I was watching the old TV show Perry Mason as I often do at lunch time and was considering why people would murder someone for $5,000 or why someone with $50,000 would be considered wealthy. That’s a problem with old black and white TV shows, they are kind of dated. Anyway, I had to remember that up into the mid ’60′s you might be able to buy a house for that $5,000. That puts a different perspective on it.
With the recent crash of housing prices most everywhere I was trying to put it all into perspective. My parent’s bought a house about 1940 in Bakersfield that I was raised in. It probably cost them $5,000 and included 2.5 acres. It was a nice three bedroom house with big rooms and the yard made for a nice playground. They yard was actually made much bigger because there were open oilfields adjacent to it.
In the early 60′s I remember the family went house looking and similar sized houses with a much smaller lot cost about $10,000. 20 some years and a doubling of price.
In 1974, I bought my first house in South San Jose for $23,000. To me, that seemed like a lot but other areas of town and other nearby towns had ordinary housing going for the mid 30′s. A little over 10 years and another two or three times increase in price.
In 1979 we bought our house in downtown San Jose for $75,000. Five years and the price of a house tripled. The next year, our new neighbor downtown sold his house, 1/2 the size of ours and 30 years older for $130,000. He did it by placing a sign on the main street one weekend and had three offers that weekend. I measure that as one year and a 100% increase. Do you see a problem here?

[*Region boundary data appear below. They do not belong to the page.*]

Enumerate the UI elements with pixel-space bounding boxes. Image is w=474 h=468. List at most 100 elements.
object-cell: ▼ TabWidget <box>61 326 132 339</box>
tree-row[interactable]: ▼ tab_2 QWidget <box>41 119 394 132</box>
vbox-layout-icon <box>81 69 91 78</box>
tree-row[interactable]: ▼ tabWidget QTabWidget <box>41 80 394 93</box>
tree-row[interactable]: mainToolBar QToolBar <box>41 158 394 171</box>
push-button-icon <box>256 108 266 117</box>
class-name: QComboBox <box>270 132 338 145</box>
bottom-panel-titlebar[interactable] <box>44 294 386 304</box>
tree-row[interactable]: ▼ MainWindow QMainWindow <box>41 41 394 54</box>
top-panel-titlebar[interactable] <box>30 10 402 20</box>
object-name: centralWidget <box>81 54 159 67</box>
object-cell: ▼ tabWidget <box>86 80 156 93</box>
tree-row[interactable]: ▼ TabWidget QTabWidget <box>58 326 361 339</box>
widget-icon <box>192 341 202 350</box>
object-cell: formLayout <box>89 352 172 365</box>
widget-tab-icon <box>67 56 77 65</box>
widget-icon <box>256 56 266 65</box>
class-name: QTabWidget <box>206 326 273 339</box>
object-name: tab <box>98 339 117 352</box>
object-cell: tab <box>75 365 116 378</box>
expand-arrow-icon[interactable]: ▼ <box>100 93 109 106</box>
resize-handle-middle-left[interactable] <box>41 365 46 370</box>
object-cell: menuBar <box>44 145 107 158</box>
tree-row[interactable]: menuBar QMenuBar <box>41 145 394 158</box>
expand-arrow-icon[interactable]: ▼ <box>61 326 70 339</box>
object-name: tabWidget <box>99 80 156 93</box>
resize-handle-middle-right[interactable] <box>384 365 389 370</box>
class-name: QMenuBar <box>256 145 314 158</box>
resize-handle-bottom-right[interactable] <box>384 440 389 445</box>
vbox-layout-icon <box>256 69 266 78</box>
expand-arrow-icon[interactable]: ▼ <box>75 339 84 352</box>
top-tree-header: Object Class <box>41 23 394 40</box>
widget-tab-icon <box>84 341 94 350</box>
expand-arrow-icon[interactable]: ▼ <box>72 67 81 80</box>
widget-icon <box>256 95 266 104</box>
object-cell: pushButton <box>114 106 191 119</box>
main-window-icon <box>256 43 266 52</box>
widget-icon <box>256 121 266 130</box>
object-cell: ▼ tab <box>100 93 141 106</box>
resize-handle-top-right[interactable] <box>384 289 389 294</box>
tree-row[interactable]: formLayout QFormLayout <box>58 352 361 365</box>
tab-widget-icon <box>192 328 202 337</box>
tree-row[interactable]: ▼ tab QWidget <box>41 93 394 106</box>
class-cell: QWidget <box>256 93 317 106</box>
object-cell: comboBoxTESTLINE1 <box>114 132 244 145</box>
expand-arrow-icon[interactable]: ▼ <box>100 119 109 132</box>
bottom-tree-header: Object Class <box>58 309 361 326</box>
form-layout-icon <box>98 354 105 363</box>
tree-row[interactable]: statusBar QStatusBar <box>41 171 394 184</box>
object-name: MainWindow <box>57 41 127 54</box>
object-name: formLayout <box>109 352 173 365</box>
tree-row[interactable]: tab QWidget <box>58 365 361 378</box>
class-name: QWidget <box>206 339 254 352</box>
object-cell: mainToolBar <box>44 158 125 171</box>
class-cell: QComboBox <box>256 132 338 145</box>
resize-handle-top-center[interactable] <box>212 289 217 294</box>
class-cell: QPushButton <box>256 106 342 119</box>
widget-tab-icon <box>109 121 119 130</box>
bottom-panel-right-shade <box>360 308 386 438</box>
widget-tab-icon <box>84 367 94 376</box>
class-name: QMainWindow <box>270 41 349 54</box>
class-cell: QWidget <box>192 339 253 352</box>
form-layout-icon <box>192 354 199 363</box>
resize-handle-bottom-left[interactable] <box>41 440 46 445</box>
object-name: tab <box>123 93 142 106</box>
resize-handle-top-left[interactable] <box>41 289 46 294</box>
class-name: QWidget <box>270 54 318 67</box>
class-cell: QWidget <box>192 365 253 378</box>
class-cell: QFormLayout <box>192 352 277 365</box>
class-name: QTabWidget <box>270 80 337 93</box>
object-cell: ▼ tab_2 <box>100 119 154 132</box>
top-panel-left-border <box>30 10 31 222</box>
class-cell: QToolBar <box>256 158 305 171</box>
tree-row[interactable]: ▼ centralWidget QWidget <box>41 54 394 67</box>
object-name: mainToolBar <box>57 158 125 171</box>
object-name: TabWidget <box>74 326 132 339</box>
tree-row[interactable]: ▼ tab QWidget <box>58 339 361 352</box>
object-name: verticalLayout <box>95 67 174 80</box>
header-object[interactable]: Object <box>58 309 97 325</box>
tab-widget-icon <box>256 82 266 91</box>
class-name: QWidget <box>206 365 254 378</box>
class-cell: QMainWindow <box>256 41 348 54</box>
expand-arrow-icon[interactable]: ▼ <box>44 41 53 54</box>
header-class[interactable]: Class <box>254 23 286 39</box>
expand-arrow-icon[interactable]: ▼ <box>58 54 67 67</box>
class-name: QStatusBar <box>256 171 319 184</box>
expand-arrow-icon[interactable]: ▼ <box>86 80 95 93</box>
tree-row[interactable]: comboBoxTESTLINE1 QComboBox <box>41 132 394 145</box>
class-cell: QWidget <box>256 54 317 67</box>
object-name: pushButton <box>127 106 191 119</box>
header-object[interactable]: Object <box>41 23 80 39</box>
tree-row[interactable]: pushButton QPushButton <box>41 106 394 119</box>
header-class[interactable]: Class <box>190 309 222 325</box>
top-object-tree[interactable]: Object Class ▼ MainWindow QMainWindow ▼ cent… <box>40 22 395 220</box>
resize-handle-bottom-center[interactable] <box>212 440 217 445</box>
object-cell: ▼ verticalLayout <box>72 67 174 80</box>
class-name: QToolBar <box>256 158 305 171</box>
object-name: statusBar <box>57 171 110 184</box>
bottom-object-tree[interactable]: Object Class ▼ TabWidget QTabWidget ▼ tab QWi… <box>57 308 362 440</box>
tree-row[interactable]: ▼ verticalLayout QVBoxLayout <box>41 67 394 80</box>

In 1988 we bought our house in Bakersfield for $95,000. It remained at that price for years slowly rising to about 110,000 by the late 90′s. We decided to sell in 2005 but delayed putting it on the market to do some fixup. Similar houses were now, suddenly selling in the high $300,000 having been in the mid $200,000 just the previous year. All this in a market that one has to wonder why anyone would want a house in. We tried to sell the house ourselves when we were through fixing it up but prices were now dropping. While we were holding open houses we dropped the price each week and still didn’t sell it. When our “listing” with Help-U-Sell over, we signed with an agent who sold the house in the first weekend for our asking price which was now $70,000 less than we started at. It sold for $300,000. That house now might sell for $200,000. A really significant drop in price from the boom we saw when we decided to sell. Bakersfield is typical of much of the real estate market in California, Nevada, Arizona,Texas, Florida, and probably lots of other places to some lesser but still very significant extent.
In 1989 we bought our current house in Palo Alto for $300,000. Six months previously, the people we bought from had turned down an offer of $375,00 for the same house. The market was correcting and fortunately we got in at the bottom. Houses in the neighborhood are now still selling with 7 figure prices. There hasn’t been a drop here, yet. The price increased 300-400% in 18 years.
So what’s the story here? Housing prices rise and fall but usually they drop to their real value after an unrealistic increase to an un-real value. You usually don’t loose money if you buy when it’s priced realistically.
Another thing about housing in the US. People buy too big of a house. Nobody really needs a 2000 sq ft house unless they have more than the usual 2-3 kids. First there is the waste of extra materials and then there is the waste of extra utilities like lights and heating. I think we’re in for an extended period of adjustment in housing. Too much of it, too much of the wrong size, and too much in the wrong place. This adjustment period will take a bit longer than the adjustments in the mid 70′s, 80′s and 90′s.Of course, that’s assuming we do have a soft landing and not a crash.